Splitting the dataset into "arbitrary" thirds is simply the wrong way to go here with any statistical procedure. Furthermore, the unspecified "core analysis" of this study could greatly suffer depending on how you select these "important variables", and it WILL greatly suffer if you select these "important variables" from arbitrary thirds of the data.
thafu, You are saying it is government data of household surveillance. Your first job will be understanding the data.
I assume the records are organized by households. The big number of variables could be caused by some repetition of measurements by time.
Those could be evaluated as a time-series analysis possible given one predictor.
Having your cleaned optimized that way you can do a next step. Hypothesis testing or using the predictive analytics common with data mining.
The way you are going to do things with your data may be different on those two.
The data mining approach is needing one or several target values on wich you are going to train and validate. A separation on your data is needed with that.
I am missing that in your question.
Being a subject matter specialist you better know which variables should be used for data reduction and may be this is the reason for splitting files or you want to retain only numeric variables in one of the splitted files to apply PCA. If you are considering using principal components then you will have to rely on the principal components instead of original variables for further analyses. If you are looking to retain original variables in the analysis please try to explore proc varclus.
stat@sas wrote:
Being a subject matter specialist you better know which variables should be used for data reduction and may be this is the reason for splitting files
Thafu admitted splitting the data into three groups was "arbitrary", I can't see how this corresponds to using any subject matter expertise
Furthermore with 3997 variables, I don't see how anyone can use subject matter expertise to pick out the important ones that will matter in a subsequent "core analysis", but that's just me — the whole thing screams "empirical" to me
@PaigeMiller - thanks for clarification. Arbitrary grouping will make analysis more complicated. In designing surveys this is up to the subject matter specialist how to design surveys. This is a normal practice to put introductory questions in the begining, questions relating to subject in the middle and demo questions at the end on the questionnaire. Questions in the middle section of survey usually contain numeric variables which may be useful for analysis, while questions in the start and end provide classification variables.
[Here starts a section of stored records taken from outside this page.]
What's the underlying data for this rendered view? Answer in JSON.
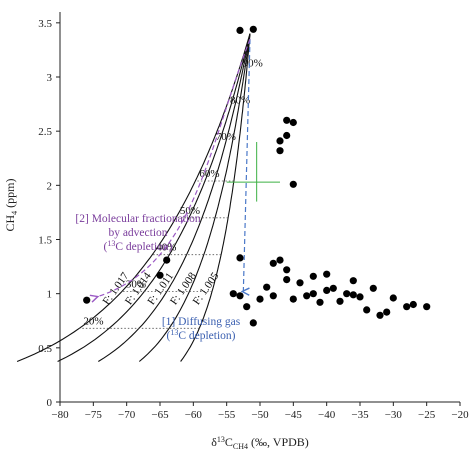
{
  "chart_data": {
    "type": "scatter",
    "xlabel": "δ13CCH4 (‰, VPDB)",
    "ylabel": "CH4 (ppm)",
    "xlim": [
      -80,
      -20
    ],
    "ylim": [
      0,
      3.6
    ],
    "xticks": [
      "−80",
      "−75",
      "−70",
      "−65",
      "−60",
      "−55",
      "−50",
      "−45",
      "−40",
      "−35",
      "−30",
      "−25",
      "−20"
    ],
    "yticks": [
      "0",
      "0.5",
      "1",
      "1.5",
      "2",
      "2.5",
      "3",
      "3.5"
    ],
    "grid": false,
    "points": [
      {
        "x": -76,
        "y": 0.94
      },
      {
        "x": -65,
        "y": 1.17
      },
      {
        "x": -64,
        "y": 1.31
      },
      {
        "x": -53,
        "y": 3.43
      },
      {
        "x": -51,
        "y": 3.44
      },
      {
        "x": -54,
        "y": 1.0
      },
      {
        "x": -53,
        "y": 0.98
      },
      {
        "x": -53,
        "y": 1.33
      },
      {
        "x": -52,
        "y": 0.88
      },
      {
        "x": -51,
        "y": 0.73
      },
      {
        "x": -50,
        "y": 0.95
      },
      {
        "x": -49,
        "y": 1.06
      },
      {
        "x": -48,
        "y": 0.98
      },
      {
        "x": -48,
        "y": 1.28
      },
      {
        "x": -47,
        "y": 1.31
      },
      {
        "x": -46,
        "y": 1.13
      },
      {
        "x": -46,
        "y": 1.22
      },
      {
        "x": -45,
        "y": 0.95
      },
      {
        "x": -44,
        "y": 1.1
      },
      {
        "x": -43,
        "y": 0.98
      },
      {
        "x": -42,
        "y": 1.16
      },
      {
        "x": -41,
        "y": 0.92
      },
      {
        "x": -40,
        "y": 1.03
      },
      {
        "x": -40,
        "y": 1.18
      },
      {
        "x": -39,
        "y": 1.05
      },
      {
        "x": -38,
        "y": 0.93
      },
      {
        "x": -37,
        "y": 1.0
      },
      {
        "x": -36,
        "y": 1.12
      },
      {
        "x": -35,
        "y": 0.97
      },
      {
        "x": -34,
        "y": 0.85
      },
      {
        "x": -33,
        "y": 1.05
      },
      {
        "x": -32,
        "y": 0.8
      },
      {
        "x": -31,
        "y": 0.83
      },
      {
        "x": -30,
        "y": 0.96
      },
      {
        "x": -28,
        "y": 0.88
      },
      {
        "x": -27,
        "y": 0.9
      },
      {
        "x": -25,
        "y": 0.88
      },
      {
        "x": -47,
        "y": 2.41
      },
      {
        "x": -46,
        "y": 2.46
      },
      {
        "x": -46,
        "y": 2.6
      },
      {
        "x": -45,
        "y": 2.58
      },
      {
        "x": -47,
        "y": 2.32
      },
      {
        "x": -45,
        "y": 2.01
      },
      {
        "x": -36,
        "y": 0.99
      },
      {
        "x": -42,
        "y": 1.0
      }
    ],
    "fractionation_curves": [
      {
        "label": "F: 1.005",
        "alpha": 1.005
      },
      {
        "label": "F: 1.008",
        "alpha": 1.008
      },
      {
        "label": "F: 1.011",
        "alpha": 1.011
      },
      {
        "label": "F: 1.014",
        "alpha": 1.014
      },
      {
        "label": "F: 1.017",
        "alpha": 1.017
      }
    ],
    "source_point": {
      "x": -51.5,
      "y": 3.4
    },
    "remaining_fraction_labels": [
      "90%",
      "80%",
      "70%",
      "60%",
      "50%",
      "40%",
      "30%",
      "20%"
    ],
    "remaining_fractions": [
      0.9,
      0.8,
      0.7,
      0.6,
      0.5,
      0.4,
      0.3,
      0.2
    ],
    "dotted_fractions": [
      0.6,
      0.5,
      0.4,
      0.3,
      0.2
    ],
    "annotations": {
      "advection_line1": "[2] Molecular fractionation",
      "advection_line2": "by advection",
      "advection_line3": "(13C depletion)",
      "diffusion_line1": "[1] Diffusing gas",
      "diffusion_line2": "(13C depletion)"
    },
    "colors": {
      "points": "#000000",
      "curves": "#111111",
      "advection_arrow": "#9b59c4",
      "diffusion_arrow": "#4a78c8",
      "crosshair": "#3cb043"
    }
  }
}
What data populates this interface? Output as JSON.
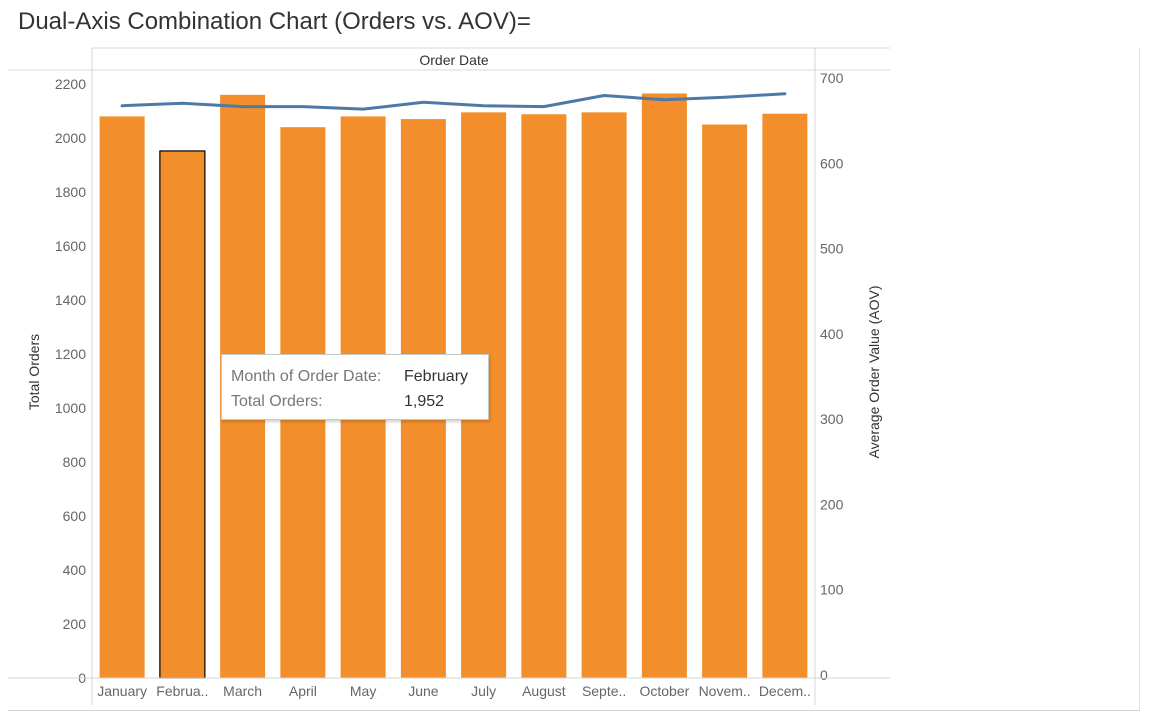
{
  "title": "Dual-Axis Combination Chart (Orders vs. AOV)=",
  "colors": {
    "bar": "#f28e2b",
    "line": "#4e79a7",
    "selected_outline": "#000000"
  },
  "chart_data": {
    "type": "bar",
    "header_label": "Order Date",
    "categories": [
      "January",
      "February",
      "March",
      "April",
      "May",
      "June",
      "July",
      "August",
      "September",
      "October",
      "November",
      "December"
    ],
    "category_tick_labels": [
      "January",
      "Februa..",
      "March",
      "April",
      "May",
      "June",
      "July",
      "August",
      "Septe..",
      "October",
      "Novem..",
      "Decem.."
    ],
    "series": [
      {
        "type": "bar",
        "axis": "left",
        "values": [
          2080,
          1952,
          2160,
          2040,
          2080,
          2070,
          2095,
          2088,
          2095,
          2165,
          2050,
          2090
        ]
      },
      {
        "type": "line",
        "axis": "right",
        "values": [
          671,
          674,
          670,
          670,
          667,
          675,
          671,
          670,
          683,
          678,
          681,
          685
        ]
      }
    ],
    "ylabel": "Total Orders",
    "ylim": [
      0,
      2200
    ],
    "yticks": [
      0,
      200,
      400,
      600,
      800,
      1000,
      1200,
      1400,
      1600,
      1800,
      2000,
      2200
    ],
    "y2label": "Average Order Value (AOV)",
    "y2lim": [
      0,
      700
    ],
    "y2ticks": [
      0,
      100,
      200,
      300,
      400,
      500,
      600,
      700
    ],
    "grid": false,
    "selected_category": "February"
  },
  "tooltip": {
    "row1_key": "Month of Order Date:",
    "row1_value": "February",
    "row2_key": "Total Orders:",
    "row2_value": "1,952"
  }
}
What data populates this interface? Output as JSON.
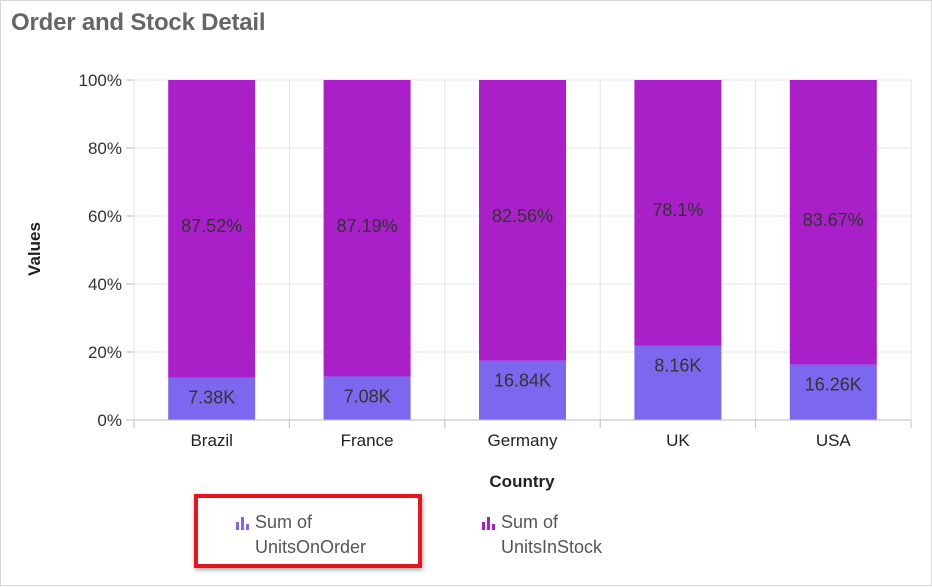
{
  "title": "Order and Stock Detail",
  "chart_data": {
    "type": "bar",
    "stacked": "percent",
    "categories": [
      "Brazil",
      "France",
      "Germany",
      "UK",
      "USA"
    ],
    "series": [
      {
        "name": "Sum of UnitsOnOrder",
        "color": "#7b68ee",
        "values": [
          12.48,
          12.81,
          17.44,
          21.9,
          16.33
        ],
        "labels": [
          "7.38K",
          "7.08K",
          "16.84K",
          "8.16K",
          "16.26K"
        ]
      },
      {
        "name": "Sum of UnitsInStock",
        "color": "#a91fc8",
        "values": [
          87.52,
          87.19,
          82.56,
          78.1,
          83.67
        ],
        "labels": [
          "87.52%",
          "87.19%",
          "82.56%",
          "78.1%",
          "83.67%"
        ]
      }
    ],
    "yticks": [
      "0%",
      "20%",
      "40%",
      "60%",
      "80%",
      "100%"
    ],
    "ylim": [
      0,
      100
    ],
    "xlabel": "Country",
    "ylabel": "Values",
    "grid": true,
    "legend": "bottom"
  },
  "legend": {
    "items": [
      {
        "line1": "Sum of",
        "line2": "UnitsOnOrder",
        "color": "#7b68ee",
        "icon": "bar-chart-icon"
      },
      {
        "line1": "Sum of",
        "line2": "UnitsInStock",
        "color": "#a91fc8",
        "icon": "bar-chart-icon"
      }
    ]
  }
}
@ stat@sas as PaigeMiller is worried about the first steps for the analyses I agree with him. The Focus thafu shows on the coding work but not being experienced in SAS is the reason.
OK, I get the concerns projected.
I am at the initial stage of this project, currently trying to understand the entire data before deciding which variables to retain for the subsequent analysis.
Actually, the enormity(biggness) of the data and the inability to be evaluated (read) in its current form, in the STATA version in my possession, are what prompted my request for arbiterary subdivision.
I should probably have asked if there are any better ways to handle such enormous data, may be by automatically grouping related variables without having to go through variables visually and then physically coding for the selection from the ~4K variables.